Figure 3 shows the representative SEM images of the CuCo₂O₄-x (x = N, A and C) catalysts. The CuCo₂O₄-N catalyst exhibits a sheetlike morphology with tiny spherical particles on its surface. The stacking of spherical particles and its sheetlike morphologies promote the formation of porous structures (Figure 3a). The phenomenon of particle agglomeration is exhibited over the CuCo₂O₄-A and CuCo₂O₄-C catalyst (Figure 3c,e). As shown in Figure 3b, the spherical particles are dispersed on the sheetlike morphology and formed a dendritic structure. However, tiny spherical particles are hardly generated on the surfaces of the CuCo₂O₄-A and CuCo₂O₄-C catalysts (Figure 3d,f), while the agglomeration of bulk particles might have resulted in the blockage of the pore systems. These tiny spherical particles can improve the contact between the catalyst and soot particles, which can facilitate the utilization of the catalyst active sites for catalytic soot combustion. The particle sizes of CuCo₂O₄-A and CuCo₂O₄-C catalysts increased obviously compared to the CuCo₂O₄-N catalysts.

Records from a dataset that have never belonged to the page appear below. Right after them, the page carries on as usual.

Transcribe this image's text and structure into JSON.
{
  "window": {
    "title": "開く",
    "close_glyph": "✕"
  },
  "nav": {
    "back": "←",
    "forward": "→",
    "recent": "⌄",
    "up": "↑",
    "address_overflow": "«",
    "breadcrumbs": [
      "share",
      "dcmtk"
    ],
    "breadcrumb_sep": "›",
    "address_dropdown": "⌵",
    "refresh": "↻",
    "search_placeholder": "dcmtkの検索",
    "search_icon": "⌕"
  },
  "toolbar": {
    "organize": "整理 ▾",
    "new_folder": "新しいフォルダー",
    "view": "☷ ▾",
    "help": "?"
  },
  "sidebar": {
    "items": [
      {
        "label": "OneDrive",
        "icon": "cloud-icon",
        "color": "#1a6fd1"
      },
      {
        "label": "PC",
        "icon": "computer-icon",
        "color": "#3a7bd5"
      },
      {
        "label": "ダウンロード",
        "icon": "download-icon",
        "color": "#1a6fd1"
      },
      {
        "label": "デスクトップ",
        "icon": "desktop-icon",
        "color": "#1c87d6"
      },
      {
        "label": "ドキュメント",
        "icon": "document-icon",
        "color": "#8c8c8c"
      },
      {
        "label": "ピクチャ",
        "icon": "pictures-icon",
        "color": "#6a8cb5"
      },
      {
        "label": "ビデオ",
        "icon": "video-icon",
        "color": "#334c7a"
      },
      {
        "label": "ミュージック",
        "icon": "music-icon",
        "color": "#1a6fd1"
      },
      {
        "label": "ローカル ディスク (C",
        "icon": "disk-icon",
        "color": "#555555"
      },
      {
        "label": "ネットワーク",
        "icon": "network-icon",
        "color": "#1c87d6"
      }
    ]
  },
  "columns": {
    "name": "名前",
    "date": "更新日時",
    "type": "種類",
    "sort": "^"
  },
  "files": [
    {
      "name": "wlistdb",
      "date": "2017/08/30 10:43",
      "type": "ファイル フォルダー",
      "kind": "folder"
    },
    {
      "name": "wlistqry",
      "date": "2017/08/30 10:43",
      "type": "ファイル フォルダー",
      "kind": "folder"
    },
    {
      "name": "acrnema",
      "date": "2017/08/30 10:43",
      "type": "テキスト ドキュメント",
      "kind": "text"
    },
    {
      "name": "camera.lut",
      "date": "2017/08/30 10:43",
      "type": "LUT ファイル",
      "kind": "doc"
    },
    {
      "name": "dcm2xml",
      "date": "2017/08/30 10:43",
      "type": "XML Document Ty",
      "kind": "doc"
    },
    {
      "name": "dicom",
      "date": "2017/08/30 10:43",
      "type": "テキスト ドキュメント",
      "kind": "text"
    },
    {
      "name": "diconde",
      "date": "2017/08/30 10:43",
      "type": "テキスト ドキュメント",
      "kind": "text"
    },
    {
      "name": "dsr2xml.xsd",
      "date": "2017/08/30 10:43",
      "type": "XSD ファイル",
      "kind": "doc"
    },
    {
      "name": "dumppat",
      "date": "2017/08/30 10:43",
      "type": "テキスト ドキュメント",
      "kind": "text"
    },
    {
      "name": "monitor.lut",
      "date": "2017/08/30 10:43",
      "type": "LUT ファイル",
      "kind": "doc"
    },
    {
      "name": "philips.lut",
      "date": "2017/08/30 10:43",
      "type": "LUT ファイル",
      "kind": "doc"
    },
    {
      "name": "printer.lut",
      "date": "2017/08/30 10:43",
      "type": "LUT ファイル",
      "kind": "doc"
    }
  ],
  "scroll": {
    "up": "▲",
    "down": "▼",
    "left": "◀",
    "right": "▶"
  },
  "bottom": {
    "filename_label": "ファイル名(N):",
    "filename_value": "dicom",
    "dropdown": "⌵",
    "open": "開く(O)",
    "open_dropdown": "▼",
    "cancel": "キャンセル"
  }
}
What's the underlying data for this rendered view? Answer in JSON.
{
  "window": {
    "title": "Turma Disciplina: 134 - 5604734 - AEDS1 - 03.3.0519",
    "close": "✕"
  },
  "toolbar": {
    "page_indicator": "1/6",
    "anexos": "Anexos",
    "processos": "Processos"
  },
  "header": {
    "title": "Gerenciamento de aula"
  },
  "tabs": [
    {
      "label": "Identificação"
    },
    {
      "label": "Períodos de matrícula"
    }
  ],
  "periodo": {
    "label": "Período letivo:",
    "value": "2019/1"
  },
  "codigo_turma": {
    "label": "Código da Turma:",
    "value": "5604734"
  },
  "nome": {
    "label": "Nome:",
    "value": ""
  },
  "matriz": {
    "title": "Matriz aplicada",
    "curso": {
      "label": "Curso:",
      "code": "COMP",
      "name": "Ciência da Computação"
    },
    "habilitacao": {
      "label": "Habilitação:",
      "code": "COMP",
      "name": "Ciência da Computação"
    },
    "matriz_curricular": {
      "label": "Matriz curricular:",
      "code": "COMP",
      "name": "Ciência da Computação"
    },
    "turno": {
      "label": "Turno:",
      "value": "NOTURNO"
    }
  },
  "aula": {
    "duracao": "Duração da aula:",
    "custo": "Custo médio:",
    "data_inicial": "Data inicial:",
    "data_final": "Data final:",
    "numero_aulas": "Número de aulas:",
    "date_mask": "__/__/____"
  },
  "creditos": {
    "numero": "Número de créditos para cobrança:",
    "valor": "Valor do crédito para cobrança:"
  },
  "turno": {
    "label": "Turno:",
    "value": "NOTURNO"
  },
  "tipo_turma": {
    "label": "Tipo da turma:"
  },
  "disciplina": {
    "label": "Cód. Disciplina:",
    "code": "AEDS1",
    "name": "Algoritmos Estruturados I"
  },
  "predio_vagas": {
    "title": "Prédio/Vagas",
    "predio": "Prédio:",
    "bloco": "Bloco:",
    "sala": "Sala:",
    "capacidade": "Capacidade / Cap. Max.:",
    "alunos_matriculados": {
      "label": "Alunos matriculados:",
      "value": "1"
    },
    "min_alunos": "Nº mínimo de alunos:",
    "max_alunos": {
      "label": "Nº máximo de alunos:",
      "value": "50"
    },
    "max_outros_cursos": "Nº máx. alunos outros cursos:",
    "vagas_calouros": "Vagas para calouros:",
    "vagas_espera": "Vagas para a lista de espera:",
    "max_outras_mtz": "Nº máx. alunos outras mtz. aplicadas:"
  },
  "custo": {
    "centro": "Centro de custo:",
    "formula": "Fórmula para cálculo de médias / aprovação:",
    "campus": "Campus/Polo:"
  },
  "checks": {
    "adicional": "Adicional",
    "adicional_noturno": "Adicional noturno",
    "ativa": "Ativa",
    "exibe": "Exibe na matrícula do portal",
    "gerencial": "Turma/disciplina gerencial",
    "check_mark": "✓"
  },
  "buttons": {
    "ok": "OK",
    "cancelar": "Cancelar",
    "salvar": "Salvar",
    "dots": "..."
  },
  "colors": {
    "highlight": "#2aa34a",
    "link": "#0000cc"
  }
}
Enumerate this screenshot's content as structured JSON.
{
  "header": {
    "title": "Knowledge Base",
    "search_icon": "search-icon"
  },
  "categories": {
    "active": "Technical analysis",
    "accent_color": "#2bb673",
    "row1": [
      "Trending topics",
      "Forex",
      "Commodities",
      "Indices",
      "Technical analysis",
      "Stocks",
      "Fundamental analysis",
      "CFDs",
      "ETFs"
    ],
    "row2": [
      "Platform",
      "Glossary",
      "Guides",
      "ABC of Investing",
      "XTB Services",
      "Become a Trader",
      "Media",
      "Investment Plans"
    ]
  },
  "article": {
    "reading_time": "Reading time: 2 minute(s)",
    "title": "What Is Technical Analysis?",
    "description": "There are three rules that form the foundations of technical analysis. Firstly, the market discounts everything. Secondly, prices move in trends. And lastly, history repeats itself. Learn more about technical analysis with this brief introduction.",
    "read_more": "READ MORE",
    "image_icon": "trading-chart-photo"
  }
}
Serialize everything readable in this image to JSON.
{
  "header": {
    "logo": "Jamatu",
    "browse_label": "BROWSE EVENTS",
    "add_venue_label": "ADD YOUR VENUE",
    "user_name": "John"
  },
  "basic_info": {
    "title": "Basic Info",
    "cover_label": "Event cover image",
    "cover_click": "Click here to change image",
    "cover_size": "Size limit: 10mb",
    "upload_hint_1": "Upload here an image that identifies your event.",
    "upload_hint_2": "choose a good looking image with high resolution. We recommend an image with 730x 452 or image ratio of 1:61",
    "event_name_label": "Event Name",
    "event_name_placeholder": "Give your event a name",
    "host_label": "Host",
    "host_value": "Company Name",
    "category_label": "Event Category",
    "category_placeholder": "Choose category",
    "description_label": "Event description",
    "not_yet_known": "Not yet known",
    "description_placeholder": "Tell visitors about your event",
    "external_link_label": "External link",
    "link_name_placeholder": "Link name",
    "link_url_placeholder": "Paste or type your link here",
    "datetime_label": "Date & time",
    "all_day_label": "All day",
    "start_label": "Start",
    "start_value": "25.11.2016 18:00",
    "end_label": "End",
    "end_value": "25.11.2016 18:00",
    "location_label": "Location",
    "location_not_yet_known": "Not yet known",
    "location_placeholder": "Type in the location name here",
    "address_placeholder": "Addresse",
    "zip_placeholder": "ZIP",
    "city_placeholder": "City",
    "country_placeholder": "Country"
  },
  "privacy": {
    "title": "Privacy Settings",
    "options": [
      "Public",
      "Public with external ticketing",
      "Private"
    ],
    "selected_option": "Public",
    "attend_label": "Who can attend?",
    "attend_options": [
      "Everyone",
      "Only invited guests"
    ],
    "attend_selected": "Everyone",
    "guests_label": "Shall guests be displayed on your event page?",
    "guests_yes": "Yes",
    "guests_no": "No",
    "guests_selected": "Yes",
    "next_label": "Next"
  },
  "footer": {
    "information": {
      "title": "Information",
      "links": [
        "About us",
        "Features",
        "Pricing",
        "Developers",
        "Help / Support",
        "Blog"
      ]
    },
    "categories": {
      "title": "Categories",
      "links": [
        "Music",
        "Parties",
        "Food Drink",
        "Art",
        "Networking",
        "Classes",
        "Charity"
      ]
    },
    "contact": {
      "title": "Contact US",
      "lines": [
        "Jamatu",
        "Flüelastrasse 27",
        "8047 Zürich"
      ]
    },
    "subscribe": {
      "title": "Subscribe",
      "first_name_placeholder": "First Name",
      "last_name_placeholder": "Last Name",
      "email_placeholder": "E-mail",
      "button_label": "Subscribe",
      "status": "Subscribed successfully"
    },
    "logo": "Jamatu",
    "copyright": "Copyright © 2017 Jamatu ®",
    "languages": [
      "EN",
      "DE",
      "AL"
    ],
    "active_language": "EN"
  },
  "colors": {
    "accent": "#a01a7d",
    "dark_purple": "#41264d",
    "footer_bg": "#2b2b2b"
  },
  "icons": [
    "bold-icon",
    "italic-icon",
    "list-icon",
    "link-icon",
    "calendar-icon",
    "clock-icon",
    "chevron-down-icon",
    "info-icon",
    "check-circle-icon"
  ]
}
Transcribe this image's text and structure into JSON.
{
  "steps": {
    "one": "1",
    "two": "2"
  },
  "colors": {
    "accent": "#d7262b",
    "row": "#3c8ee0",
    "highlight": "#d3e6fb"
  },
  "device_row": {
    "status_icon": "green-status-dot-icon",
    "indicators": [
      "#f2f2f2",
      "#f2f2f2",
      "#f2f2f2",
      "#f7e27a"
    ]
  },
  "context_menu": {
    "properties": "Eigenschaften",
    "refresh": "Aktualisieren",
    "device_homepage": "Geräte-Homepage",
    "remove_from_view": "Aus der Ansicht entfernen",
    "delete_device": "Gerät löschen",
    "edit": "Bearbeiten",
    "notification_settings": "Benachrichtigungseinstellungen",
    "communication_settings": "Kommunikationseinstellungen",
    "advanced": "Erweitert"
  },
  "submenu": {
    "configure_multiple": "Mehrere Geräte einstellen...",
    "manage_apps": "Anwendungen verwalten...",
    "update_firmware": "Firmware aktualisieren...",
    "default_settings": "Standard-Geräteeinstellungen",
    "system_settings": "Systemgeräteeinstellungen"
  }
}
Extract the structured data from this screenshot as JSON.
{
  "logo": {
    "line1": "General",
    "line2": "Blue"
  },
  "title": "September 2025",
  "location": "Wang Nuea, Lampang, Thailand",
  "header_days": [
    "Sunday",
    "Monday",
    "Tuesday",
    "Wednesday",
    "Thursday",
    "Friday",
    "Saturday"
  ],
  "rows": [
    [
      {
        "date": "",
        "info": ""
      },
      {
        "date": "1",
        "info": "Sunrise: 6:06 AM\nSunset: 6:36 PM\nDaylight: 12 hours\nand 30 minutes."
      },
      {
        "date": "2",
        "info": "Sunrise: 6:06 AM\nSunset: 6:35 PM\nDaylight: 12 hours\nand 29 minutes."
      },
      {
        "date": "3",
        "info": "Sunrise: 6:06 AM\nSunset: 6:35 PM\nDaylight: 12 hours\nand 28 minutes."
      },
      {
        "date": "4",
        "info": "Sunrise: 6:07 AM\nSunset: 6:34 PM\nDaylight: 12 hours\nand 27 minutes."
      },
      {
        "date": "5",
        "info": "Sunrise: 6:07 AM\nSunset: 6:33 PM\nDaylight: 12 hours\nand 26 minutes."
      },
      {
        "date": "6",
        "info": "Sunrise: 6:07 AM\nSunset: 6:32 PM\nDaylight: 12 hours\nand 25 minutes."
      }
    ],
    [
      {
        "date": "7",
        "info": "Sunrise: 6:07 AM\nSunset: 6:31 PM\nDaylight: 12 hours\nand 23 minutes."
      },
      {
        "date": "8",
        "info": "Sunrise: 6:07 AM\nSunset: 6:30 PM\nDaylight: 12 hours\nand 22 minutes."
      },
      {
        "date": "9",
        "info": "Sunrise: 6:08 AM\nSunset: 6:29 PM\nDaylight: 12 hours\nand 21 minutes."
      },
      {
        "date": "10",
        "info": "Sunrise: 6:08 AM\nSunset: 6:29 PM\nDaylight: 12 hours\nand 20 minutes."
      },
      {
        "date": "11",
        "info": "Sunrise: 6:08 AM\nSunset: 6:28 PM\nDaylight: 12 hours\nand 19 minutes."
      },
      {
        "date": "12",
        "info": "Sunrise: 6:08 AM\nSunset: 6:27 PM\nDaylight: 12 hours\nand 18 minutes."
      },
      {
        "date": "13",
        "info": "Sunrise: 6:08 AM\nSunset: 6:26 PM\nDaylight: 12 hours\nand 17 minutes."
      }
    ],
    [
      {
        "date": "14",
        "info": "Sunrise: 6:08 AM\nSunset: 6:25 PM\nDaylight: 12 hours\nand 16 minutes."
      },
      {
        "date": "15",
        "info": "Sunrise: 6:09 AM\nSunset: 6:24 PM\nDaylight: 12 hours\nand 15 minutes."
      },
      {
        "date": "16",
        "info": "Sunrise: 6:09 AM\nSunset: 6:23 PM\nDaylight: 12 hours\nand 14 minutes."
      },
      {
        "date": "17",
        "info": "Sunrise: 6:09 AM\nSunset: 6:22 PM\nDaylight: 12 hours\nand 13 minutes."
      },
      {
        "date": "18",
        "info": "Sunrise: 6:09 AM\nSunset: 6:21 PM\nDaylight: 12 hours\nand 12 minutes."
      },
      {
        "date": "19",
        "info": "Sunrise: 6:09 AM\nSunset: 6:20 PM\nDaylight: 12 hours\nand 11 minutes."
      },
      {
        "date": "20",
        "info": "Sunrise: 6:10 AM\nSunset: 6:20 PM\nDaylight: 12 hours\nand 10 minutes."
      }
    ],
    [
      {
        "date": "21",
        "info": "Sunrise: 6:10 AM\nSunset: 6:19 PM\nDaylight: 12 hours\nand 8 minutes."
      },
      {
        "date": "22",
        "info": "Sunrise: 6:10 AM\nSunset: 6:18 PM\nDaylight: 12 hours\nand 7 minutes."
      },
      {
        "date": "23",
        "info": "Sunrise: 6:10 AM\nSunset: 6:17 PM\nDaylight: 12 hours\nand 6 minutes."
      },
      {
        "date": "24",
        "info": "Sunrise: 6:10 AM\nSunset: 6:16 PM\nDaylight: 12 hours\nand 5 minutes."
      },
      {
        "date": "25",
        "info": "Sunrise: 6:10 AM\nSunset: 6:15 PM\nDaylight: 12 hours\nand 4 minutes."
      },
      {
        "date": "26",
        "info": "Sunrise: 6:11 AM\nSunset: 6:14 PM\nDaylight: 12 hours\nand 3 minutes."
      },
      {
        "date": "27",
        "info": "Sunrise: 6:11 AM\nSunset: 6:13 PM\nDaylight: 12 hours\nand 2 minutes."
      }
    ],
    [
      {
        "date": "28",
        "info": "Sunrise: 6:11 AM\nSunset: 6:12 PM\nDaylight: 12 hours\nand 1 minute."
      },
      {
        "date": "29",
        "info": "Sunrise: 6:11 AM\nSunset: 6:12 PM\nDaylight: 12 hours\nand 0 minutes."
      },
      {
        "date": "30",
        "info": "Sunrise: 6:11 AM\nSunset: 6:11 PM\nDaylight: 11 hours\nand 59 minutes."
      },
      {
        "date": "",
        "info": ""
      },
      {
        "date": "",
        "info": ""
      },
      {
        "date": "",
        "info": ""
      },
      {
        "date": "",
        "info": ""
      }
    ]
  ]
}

3.2. Redox Properties of the Catalysts

The Co 2p spectra of the CuCo₂O₄-x (x = N, A and C) catalysts are shown in Figure 4a. The peaks of Co 2p_3/2 and Co 2p_1/2 are observed in the range of 776.0–784.0 eV and 792.0–800.0 eV, respectively [21]. The peaks between 784.0–792.0 eV and 800.0–808.0 eV are attributed to the satellite peaks of Co²⁺ [22,23]. The Co³⁺ and Co²⁺ signals are obtained after the deconvolution of the Co 2p_3/2 and Co 2p_1/2 spectra. The peaks centered at 779.7 eV and 794.8 eV correspond to the Co³⁺ species, while the peaks located at 780.8 eV and 796.4 eV belong to the Co²⁺ species [24]. The Cu 2p spectra of all catalysts are also given in Figure 4b. The peaks observed at 932.6 eV belong to the reduced Cu species (Cu⁺ or Cu⁰), while the prominent signals at 934.6 eV are ascribed to the Cu²⁺ species [25]. Additionally, the satellite peaks between 937.0 eV to 946.0 eV also confirm the existence of divalent Cu species [19]. Figure 4c shows the Cu LMM Auger spectra of all CuCo₂O₄ catalysts. The peaks at the kinetic energy of 912.6 eV correspond to the Cu⁺ species, while the peaks at 917.8 eV are attributed to the Cu²⁺ species [26]. However, Cu⁰ species are not observed on the Cu LMM Auger spectrum. These results suggest that the reduced copper species on the surfaces of CuCo₂O₄-x (x = N, A and C) catalysts mainly exists as Cu⁺. The de-convoluted XPS signals of O 1s are shown in Figure 4d. Two types of oxygen species present on the surface of the CuCo₂O₄ catalysts. The peaks around 529.8 eV correspond to the lattice oxygen species (O_latt), while the peaks around 531.4 eV are attributed to the adsorbed oxygen species (O_ads) [27].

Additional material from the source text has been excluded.